A federal judge in Boston has tossed the Justice Department’s bid to force Massachusetts to hand over its full, unredacted voter registration list, keeping a trove of sensitive voter data under state control and handing state officials a fresh legal win. The records at issue are hardly trivial. The full voter file can include names, addresses, dates of birth and partial driver’s license and Social Security numbers, information state officials have long treated as highly sensitive.
U.S. District Judge Leo Sorokin ruled that the department’s demand did not satisfy the procedural requirements of the Civil Rights Act and dismissed the suit as legally deficient. Sorokin wrote that the statute requires “a statement of why the Attorney General demands production of the requested records” and that the explanation must be grounded in actual facts rather than a merely conceivable rationale. The decision marks the latest setback in the Justice Department's nationwide effort to obtain state voter files, according to Boston.com.
Massachusetts Attorney General Andrea Joy Campbell called the ruling “a decisive win for voters and the rule of law” and said the state will keep fighting to protect voter privacy. Secretary of the Commonwealth William Galvin also praised the order, arguing it correctly recognized that the Justice Department's request failed to articulate any concrete basis for gaining access to the rolls, according to a press release on Mass.gov.
The department had sought Massachusetts’ full voter file while asserting it was investigating compliance with federal voter registration laws. Election officials and privacy advocates have warned that centralizing such information at the federal level raises substantial security and civil liberties concerns. The Justice Department has declined to elaborate on its strategy, saying it “does not comment on ongoing litigation,” according to WBUR.
A National Push Meets Hurdles
The Massachusetts showdown is one front in a much broader campaign in which the Justice Department has asked nearly every state for voter files and has sued many that refused. A tracker from the Brennan Center details the wave of demands and notes that at least a dozen states, including Alaska, Arkansas, Indiana, Louisiana, Mississippi, Nebraska, Ohio, Oklahoma, South Dakota, Tennessee, Texas and Wyoming, have provided or agreed to provide fuller lists. Related lawsuits are listed in the database maintained by the Civil Rights Litigation Clearinghouse.
How Judges Are Treating The Claims
Federal judges in California, Oregon and Michigan have already thrown out similar suits, and those rulings are now on appeal.
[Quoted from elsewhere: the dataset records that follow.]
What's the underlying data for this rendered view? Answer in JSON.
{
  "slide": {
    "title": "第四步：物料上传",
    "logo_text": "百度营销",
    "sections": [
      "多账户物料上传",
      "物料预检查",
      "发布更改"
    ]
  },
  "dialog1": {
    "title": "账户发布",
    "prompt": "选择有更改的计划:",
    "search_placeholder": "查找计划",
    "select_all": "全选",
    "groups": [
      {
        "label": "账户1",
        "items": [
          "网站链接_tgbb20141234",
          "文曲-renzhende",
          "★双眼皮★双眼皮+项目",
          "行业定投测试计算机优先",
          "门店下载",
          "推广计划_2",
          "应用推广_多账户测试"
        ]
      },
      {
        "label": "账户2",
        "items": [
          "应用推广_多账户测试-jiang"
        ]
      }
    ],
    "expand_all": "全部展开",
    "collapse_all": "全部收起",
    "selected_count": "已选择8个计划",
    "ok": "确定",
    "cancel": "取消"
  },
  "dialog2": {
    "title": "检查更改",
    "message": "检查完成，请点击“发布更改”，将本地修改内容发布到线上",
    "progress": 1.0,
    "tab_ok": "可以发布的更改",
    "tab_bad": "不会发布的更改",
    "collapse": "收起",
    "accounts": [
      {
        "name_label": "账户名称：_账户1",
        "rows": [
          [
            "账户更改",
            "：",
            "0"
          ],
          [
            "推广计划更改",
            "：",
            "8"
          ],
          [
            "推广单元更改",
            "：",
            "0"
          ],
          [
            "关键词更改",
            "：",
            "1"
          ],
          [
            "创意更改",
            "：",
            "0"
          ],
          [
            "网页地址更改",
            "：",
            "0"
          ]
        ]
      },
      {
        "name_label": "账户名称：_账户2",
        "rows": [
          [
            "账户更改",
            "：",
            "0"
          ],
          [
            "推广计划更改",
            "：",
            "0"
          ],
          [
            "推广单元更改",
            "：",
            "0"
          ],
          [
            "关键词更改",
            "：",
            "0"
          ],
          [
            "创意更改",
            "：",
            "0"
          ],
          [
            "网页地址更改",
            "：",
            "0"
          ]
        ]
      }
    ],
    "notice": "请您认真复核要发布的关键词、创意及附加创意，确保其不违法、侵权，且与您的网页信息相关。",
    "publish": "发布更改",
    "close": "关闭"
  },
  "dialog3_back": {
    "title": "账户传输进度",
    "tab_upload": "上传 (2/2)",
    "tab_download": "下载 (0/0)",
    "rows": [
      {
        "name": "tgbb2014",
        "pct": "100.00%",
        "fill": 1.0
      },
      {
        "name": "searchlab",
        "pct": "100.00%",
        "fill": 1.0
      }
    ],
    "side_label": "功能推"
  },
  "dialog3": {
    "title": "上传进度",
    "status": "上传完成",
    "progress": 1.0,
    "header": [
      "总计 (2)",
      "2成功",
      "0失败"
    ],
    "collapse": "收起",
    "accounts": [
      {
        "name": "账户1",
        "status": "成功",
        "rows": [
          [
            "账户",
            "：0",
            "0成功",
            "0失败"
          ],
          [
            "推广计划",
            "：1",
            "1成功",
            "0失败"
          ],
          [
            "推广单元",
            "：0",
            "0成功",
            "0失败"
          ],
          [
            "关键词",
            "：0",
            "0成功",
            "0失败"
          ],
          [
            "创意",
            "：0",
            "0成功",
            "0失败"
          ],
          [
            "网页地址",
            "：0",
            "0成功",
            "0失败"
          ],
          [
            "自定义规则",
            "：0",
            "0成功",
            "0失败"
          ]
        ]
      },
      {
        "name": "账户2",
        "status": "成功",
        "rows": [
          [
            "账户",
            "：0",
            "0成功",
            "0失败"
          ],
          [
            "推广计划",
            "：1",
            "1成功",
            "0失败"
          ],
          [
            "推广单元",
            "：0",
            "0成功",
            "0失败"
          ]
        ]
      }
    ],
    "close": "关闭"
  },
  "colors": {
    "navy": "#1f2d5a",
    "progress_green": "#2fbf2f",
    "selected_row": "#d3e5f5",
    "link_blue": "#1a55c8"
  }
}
Legal observers say Sorokin’s decision, which underscores the need for a factual “basis and purpose” before a court can order production of records, gives other states a fresh precedent to lean on, as reported by Boston.com.
Legal Takeaway
The fight turned on Title III of the Civil Rights Act of 1960, which allows the attorney general to inspect state election records only if the request includes a factual statement of “the basis and the purpose” for the demand. Courts have interpreted that language to require a concrete factual foundation for any such request, an obligation Sorokin found the department had not met.
In recent hearings around the country, one recurring issue has been what the federal government would do with any data it obtained, including possible checks against the Department of Homeland Security’s SAVE system, according to WBUR.
For Massachusetts voters, the immediate outcome is straightforward: the state keeps tighter control of its voter records, and officials say they plan to keep defending that privacy in court. Civil rights groups that intervened in the case have framed the ruling as a safeguard for vulnerable voters and are urging continued vigilance as the broader litigation plays out, according to the state’s announcement on Mass.gov.